Task monitoring alarm
For task monitoring, task exception handling alarm is now supported. Exception handling supports automatic suspension of failed tasks and recovery from the last latest checkpoint; the Flink rest API is used to detect the status of the Flink job to avoid the false active status caused by the Flink job exception. In case of task restart, the person in charge of the task will be alerted by e-mail in case of abnormal conditions. In the future, we plan to integrate monitoring tools such as grafana / Promethus on the website to complete task monitoring automation.
In general, Flink started its research in shopee at the end of 2019, and it took less than half a year to implement the project. It has completed a large number of business needs import assessment, and verified a series of functions of exactly only, Kafka exactly only semantics, two phase commit, interval join, rocksdb / FS state.
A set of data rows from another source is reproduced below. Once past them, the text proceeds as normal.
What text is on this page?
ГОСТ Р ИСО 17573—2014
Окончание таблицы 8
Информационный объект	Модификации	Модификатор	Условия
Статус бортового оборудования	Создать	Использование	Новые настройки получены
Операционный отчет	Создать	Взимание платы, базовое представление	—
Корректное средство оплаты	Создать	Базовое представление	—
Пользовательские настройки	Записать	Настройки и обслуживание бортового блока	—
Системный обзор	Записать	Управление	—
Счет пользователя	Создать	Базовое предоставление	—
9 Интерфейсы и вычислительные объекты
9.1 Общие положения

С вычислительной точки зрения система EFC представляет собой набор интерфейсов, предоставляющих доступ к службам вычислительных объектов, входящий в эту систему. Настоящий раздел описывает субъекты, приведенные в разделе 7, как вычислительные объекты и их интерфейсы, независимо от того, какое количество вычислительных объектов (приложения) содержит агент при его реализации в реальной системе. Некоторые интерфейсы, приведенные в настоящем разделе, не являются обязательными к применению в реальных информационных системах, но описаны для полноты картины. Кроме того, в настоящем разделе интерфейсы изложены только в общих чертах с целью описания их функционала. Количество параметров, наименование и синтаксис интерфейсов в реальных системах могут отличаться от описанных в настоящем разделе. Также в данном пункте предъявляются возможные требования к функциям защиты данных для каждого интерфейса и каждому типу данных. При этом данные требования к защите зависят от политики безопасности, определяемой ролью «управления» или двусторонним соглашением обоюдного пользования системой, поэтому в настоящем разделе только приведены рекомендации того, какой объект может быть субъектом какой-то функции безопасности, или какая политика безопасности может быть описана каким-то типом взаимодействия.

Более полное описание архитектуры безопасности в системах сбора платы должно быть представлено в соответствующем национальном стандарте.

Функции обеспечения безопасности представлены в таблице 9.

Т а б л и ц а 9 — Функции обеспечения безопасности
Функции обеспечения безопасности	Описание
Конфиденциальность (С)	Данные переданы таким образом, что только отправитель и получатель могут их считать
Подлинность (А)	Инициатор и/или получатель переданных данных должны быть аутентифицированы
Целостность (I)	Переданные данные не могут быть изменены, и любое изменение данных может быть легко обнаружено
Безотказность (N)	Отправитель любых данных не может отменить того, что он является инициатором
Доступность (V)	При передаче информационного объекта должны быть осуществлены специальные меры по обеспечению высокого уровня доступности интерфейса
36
In terms of future planning:
- First of all, we will try to make more real-time tasks Flink SQL to further realize the stream batch unification;
- Secondly, a large number of spark structured streaming jobs will be migrated to Flink, and new businesses will be explored.
- Flink SQL support will also be added to the streaming SQL platform to solve some performance bottlenecks and business support limitations of the current platform.
About the author:
Huang Lianghui, who joined shopee in 2019, is responsible for real-time data business and data product development in Shoppe data team.